Muma College of Business Researchers Look at Cybersecurity Risk Management
By Keith Morelli
TAMPA (October 15, 2020) -- As the cybersecurity risks facing publicly held companies advance each day, the way those companies provide assurances that they are mitigating that risk may affect how willing investors are to invest, according to a recent study conducted by USF Muma College of Business accounting researchers.
“Companies may be tempted to hire their financial-statements auditor to also provide cybersecurity assurance,” Murthy said. “On one hand, companies may feel that the high-quality nature of the audit conducted by their financial-statements auditor would extend to the cybersecurity realm.” This logic suggests that cybersecurity assurance provided by the company's own financial statements auditor not only would be sufficient, but may be preferred by investors.
“We found in the study that this was the case when there was no cybersecurity incident,” he said. “However, the problem arose when there was a cybersecurity breach, that is, an adverse event. When that occurred, we found in our study that investors had a negative view not only of the cybersecurity assurance but also of the quality of the financial statements audit.”
All publicly held companies are required to have their financial statements audited by an independent auditor who is a CPA, said Uday Murthy, accounting professor and former director of the Lynn Pippenger School of Accountancy. And many of these CPA firms do have teams that can recommend cybersecurity risk-mitigation measures and provide assurance that these risks are being managed. However, there are non-CPA, cyber-risk management firms that also provide such services and public companies therefore have a choice.
“Public companies can choose to have cybersecurity assurance services provided either by their financial statements auditor for which the auditor is paid additional fees,” Murthy said, “or they can contract that service from a third-party provider.”
Companies are better off contracting cybersecurity assurance services with reputable third-party providers rather than with the CPA firm auditing their financial statements, the study found.
“Under normal circumstances,” Murthy said, “there is not a concern, however, when a cybersecurity breach occurs (which is inevitable for many companies) then there is an adverse investor reaction not only in relation to the cybersecurity breach but also in relation to the quality of the audit of their financial statements.”

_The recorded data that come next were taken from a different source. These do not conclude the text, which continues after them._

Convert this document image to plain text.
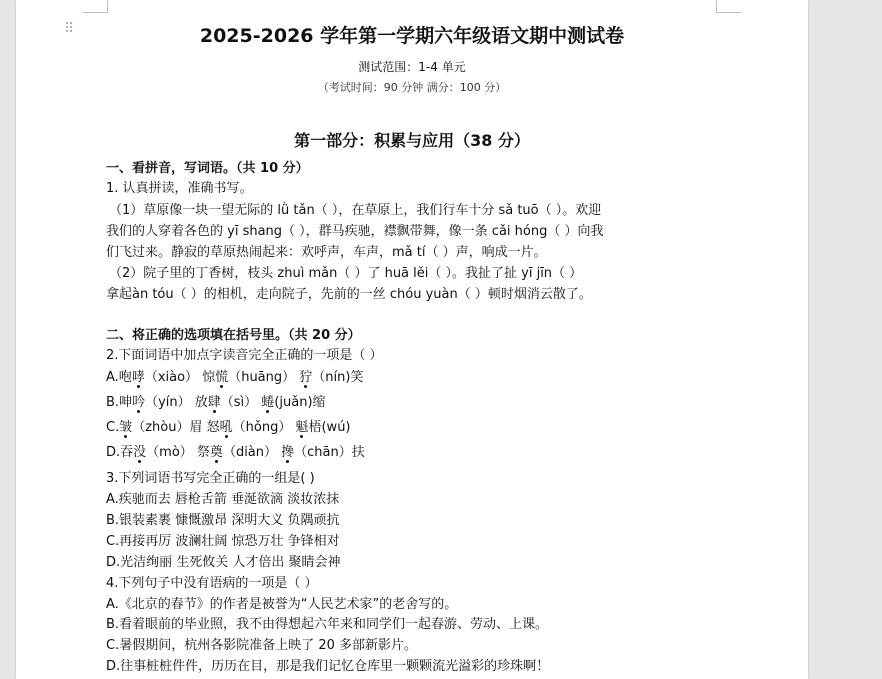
⠿	2025-2026 学年第一学期六年级语文期中测试卷
测试范围：1-4 单元
（考试时间：90 分钟 满分：100 分）
第一部分：积累与应用（38 分）
一、看拼音，写词语。（共 10 分）
1. 认真拼读，准确书写。
（1）草原像一块一望无际的 lǜ tǎn（ ），在草原上，我们行车十分 sǎ tuō（ ）。欢迎
我们的人穿着各色的 yī shang（ ），群马疾驰，襟飘带舞，像一条 cǎi hóng（ ）向我
们飞过来。静寂的草原热闹起来：欢呼声，车声，mǎ tí（ ）声，响成一片。
（2）院子里的丁香树，枝头 zhuì mǎn（ ）了 huā lěi（ ）。我扯了扯 yī jīn（ ）
拿起àn tóu（ ）的相机，走向院子，先前的一丝 chóu yuàn（ ）顿时烟消云散了。
二、将正确的选项填在括号里。（共 20 分）
2.下面词语中加点字读音完全正确的一项是（ ）
A.咆哮（xiào） 惊慌（huāng） 狞（nín)笑
B.呻吟（yín） 放肆（sì） 蜷(juǎn)缩
C.皱（zhòu）眉 怒吼（hǒng） 魁梧(wú)
D.吞没（mò） 祭奠（diàn） 搀（chān）扶
3.下列词语书写完全正确的一组是( )
A.疾驰而去 唇枪舌箭 垂涎欲滴 淡妆浓抹
B.银装素裹 慷慨激昂 深明大义 负隅顽抗
C.再接再厉 波澜壮阔 惊恐万壮 争锋相对
D.光洁绚丽 生死攸关 人才倍出 聚睛会神
4.下列句子中没有语病的一项是（ ）
A.《北京的春节》的作者是被誉为“人民艺术家”的老舍写的。
B.看着眼前的毕业照，我不由得想起六年来和同学们一起春游、劳动、上课。
C.暑假期间，杭州各影院准备上映了 20 多部新影片。
D.往事桩桩件件，历历在目，那是我们记忆仓库里一颗颗流光溢彩的珍珠啊！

The main advantage of using a third-party assurance provider (other than the CPA firm auditing their financials) is that they likely have higher expertise in that realm, Murthy said. The advantage of using a third-party provider is that, if a cybersecurity incident occurs, investors maintain a positive perception of the audit quality of the financial statements, since a different party performs those audits.
The study, co-authored by former PhD student Rebecca Perols, used MBA students as proxies for nonprofessional investors. Participants looked at a scenario with details of a hypothetical company and the nature of assurance services they had contracted – both for their financial statements and for cybersecurity. Researchers observed the perceptions of participants both before and after they learned about a cybersecurity incident that occurred for the hypothetical company and documented the changes in those perceptions as well as a reluctance to make investments in the company.
The study is forthcoming in Auditing: A Journal of Practice & Theory, the leading journal for academic auditing research. This journal has an impact factor higher than two accounting journals on the Financial Times list of 50 journals.